4/22/2005

Who Wears the Pants?
My husband and I have been discussing the ever-troublesome assistant yet again. Yesterday he (the assistant) had to go home early because his wife had a breast biopsy and even though it was benign, the surgeon was going to remove it. That same day.

As a veteran of far too many "questionable" mammograms and surgeries, it does not seem right to me that ANY reputable surgeon would remove a benign tumor unless it was painful, and I can't see it happening on the same day as the biopsy anyway. Maybe in his part of Indiana the surgeons are more amenable. I don't know. Sometimes I wish I didn't have the intelligence to question these things. It would be easier, sometimes, to accept things at face value.

We know, for instance, that the assistant does not "wear the pants" in his family. His wife has been heard yelling at him and at my husband and no, just I don't think the fact that she has a highly paid executive job excuses her attitude. At the same time, though, I should say that I do not have and would not want a management position, mostly because I do have the brains (thank the good Lord) to question the stories that people put out. I just don't have the patience anymore. And I am well aware that not everyone's marriage works like mine.

I have a lot of respect for my husband, so it matters to me what he thinks of me. And I have (mostly) always tried to uphold the image that I have of him in front of other people. I can't imagine, for instance, yelling at your husband over the phone when you know other people can hear you, or worse yet, yelling at his immediate superior, but I know that it happens.

A couple of years ago, I deliberately omitted information from my husband because I knew I had done something of which he disapproved. It wasn't illegal or immoral, just something that we didn't agree on. He questioned me, and because he didn't ask the right question, I didn't have to tell him what I had done, but I felt terrible about it.

The guilt worked on me so much that I had to tell him what I had done a week or so later, and the WORST part of that was that I knew he would be disappointed in me. I knew he still loved me, but I had not lived up, at least in my own eyes, to the expectations he has of me, and what he thinks of me matters to me.
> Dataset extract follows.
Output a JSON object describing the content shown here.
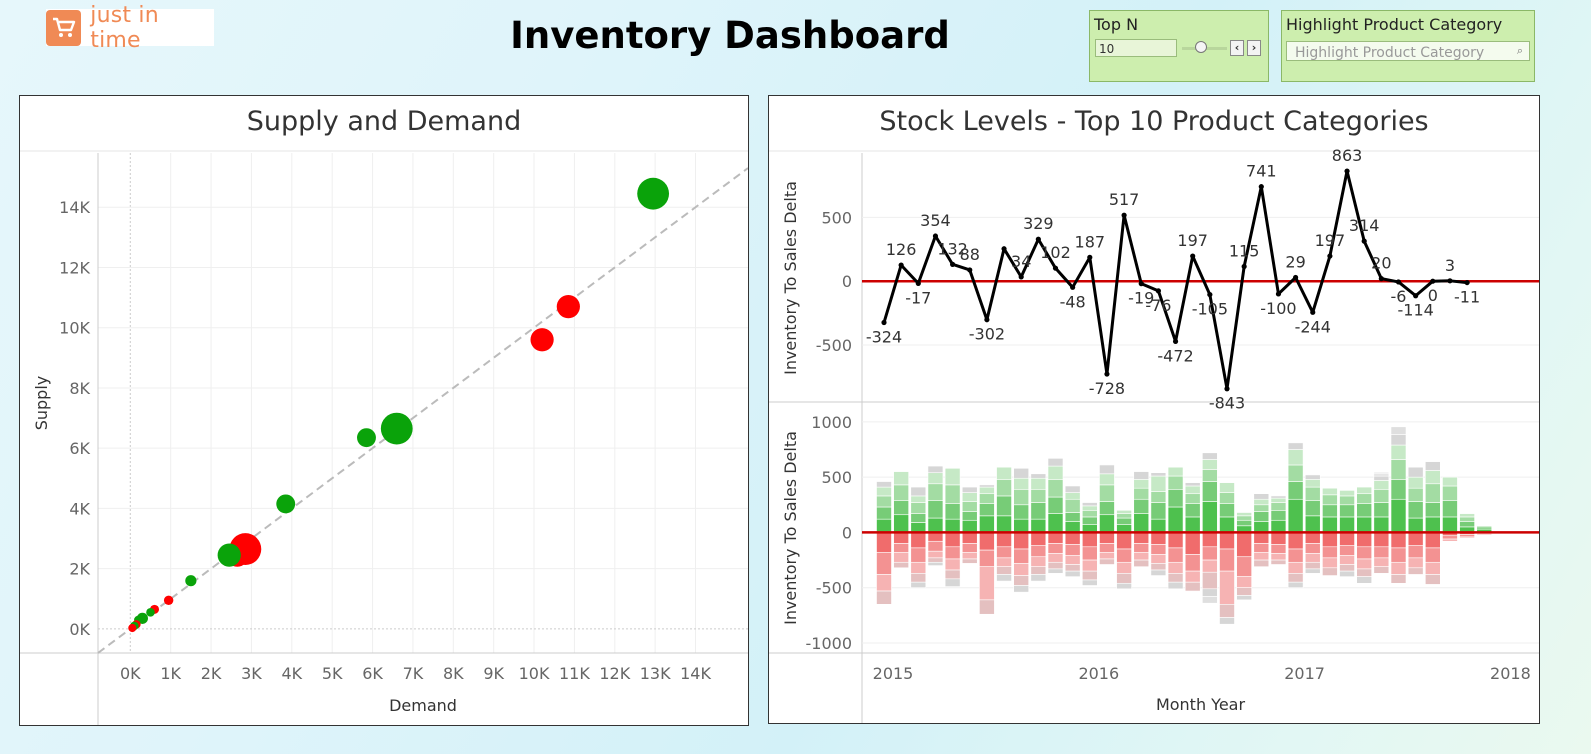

I have never thought that marriage was a 50/50 proposition, so I guess it doesn't really matter who "wears the pants" in the traditional sense. But I do think that BOTH partners in a marriage have a duty to uphold the best image of their spouse in front of other people. So I am sorry for having withheld information from my husband and I have no intention of doing it again. If he was constantly worried about what I thought of him, I DO think it might alter his behavior, so I feel a little bit (but not a lot) more sympathy for the assistant. Seems to me his wife's opinion of him matters so much that he can't think about pleasing anyone else, and although I do believe in pleasing your spouse, I think it is sad when you have to be afraid of what happens when you don't.